In a written testimony, the council and federation effectively pushed Japan to reduce tariffs on dairy products beyond levels agreed to under the Comprehensive and Progressive Agreement for Trans-Pacific Partnership, the 11-nation FTA that will enter into force on Dec. 30, and the Japan-EU FTA.
The organizations urged the administration to use the trade talks with Japan to secure “a better outcome” than that contained in the CPTPP or in the Japan-EU FTA “for each tariff line.”
Japan and the European Union are speeding up domestic procedures for the early enforcement of their FTA.
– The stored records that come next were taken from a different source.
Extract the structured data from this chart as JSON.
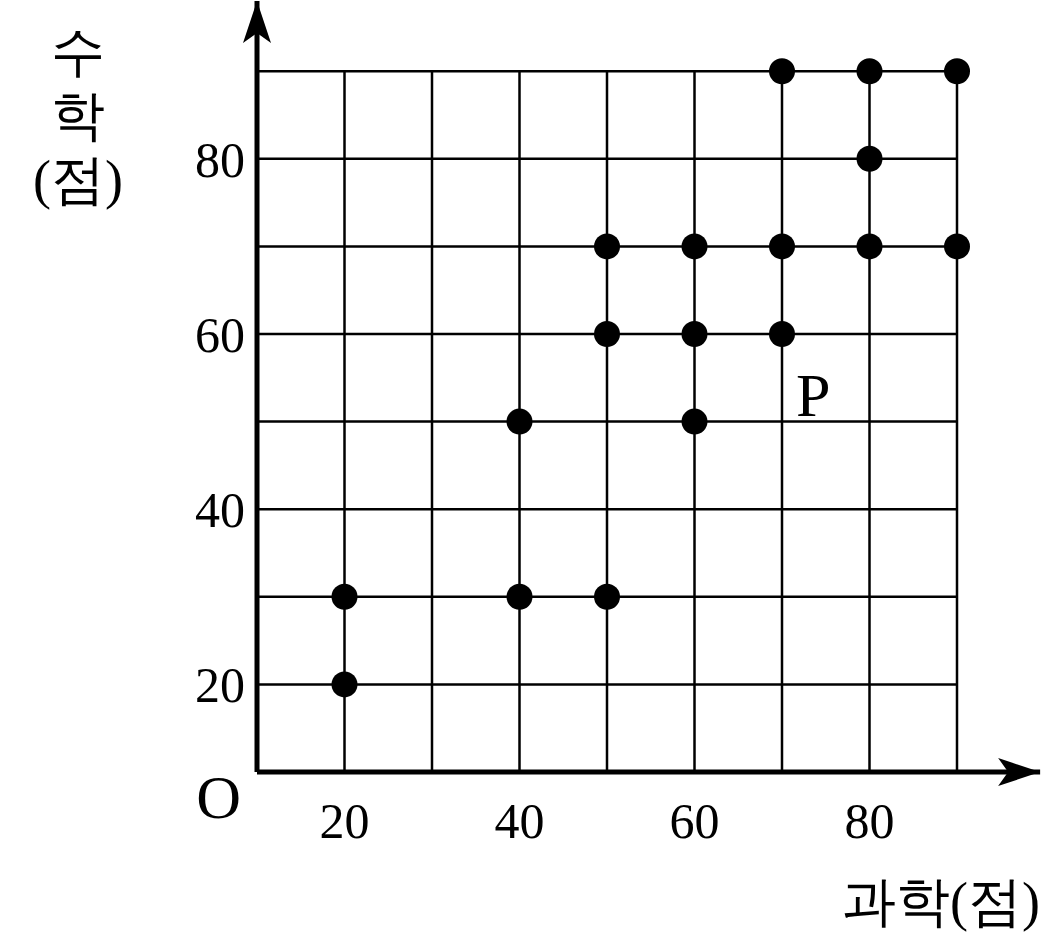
{
  "chart_data": {
    "type": "scatter",
    "xlabel": "과학(점)",
    "ylabel": "수학(점)",
    "x": [
      20,
      20,
      40,
      40,
      50,
      50,
      50,
      60,
      60,
      60,
      70,
      70,
      70,
      80,
      80,
      80,
      90,
      90
    ],
    "values": [
      30,
      20,
      30,
      50,
      30,
      60,
      70,
      70,
      60,
      50,
      90,
      70,
      60,
      90,
      80,
      70,
      90,
      70
    ],
    "color": "#000000",
    "marker": "circle",
    "grid": true,
    "xlim": [
      10,
      99.5
    ],
    "ylim": [
      10,
      98
    ],
    "xticks": [
      {
        "value": 20,
        "label": "20"
      },
      {
        "value": 30,
        "label": null
      },
      {
        "value": 40,
        "label": "40"
      },
      {
        "value": 50,
        "label": null
      },
      {
        "value": 60,
        "label": "60"
      },
      {
        "value": 70,
        "label": null
      },
      {
        "value": 80,
        "label": "80"
      },
      {
        "value": 90,
        "label": null
      }
    ],
    "yticks": [
      {
        "value": 20,
        "label": "20"
      },
      {
        "value": 30,
        "label": null
      },
      {
        "value": 40,
        "label": "40"
      },
      {
        "value": 50,
        "label": null
      },
      {
        "value": 60,
        "label": "60"
      },
      {
        "value": 70,
        "label": null
      },
      {
        "value": 80,
        "label": "80"
      },
      {
        "value": 90,
        "label": null
      }
    ],
    "annotations": [
      "O",
      {
        "text": "P",
        "x": 70,
        "y": 60
      }
    ]
  }
}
“Japan’s market for imported dairy products is tightly restricted in most product areas,” the testimony said. “In addition to tariffs, Japan maintains a complex quota system for several of its dairy products which it uses to allocate its in-quota quantities according to designated uses.”
Josh Nassar, legislative director for the United Automobile, Aerospace and Agricultural Implement Workers of America International Union — also known as the United Automobile Workers, or UAW — accused Japan of having a “closed market” for American automobiles.
The United States should maintain tariffs on Japanese cars, parts and trucks “until their market is truly open to actually see big increases in allowing imports,” he said.
While acknowledging Japan imposes no tariffs on foreign cars, Nassar argued the Japanese government has set up “a web of closed systems” such as dealerships that make it difficult for foreign automakers to have successful sales in Japan.
Nassar also claimed Japan has not been hesitant about manipulating its currency to give its exports an unfair trade advantage.
Aside from Thursday’s hearing, the Office of the U.S. Trade Representative is scheduled to hold a separate hearing for industries on Monday regarding bilateral trade agreement talks with Japan.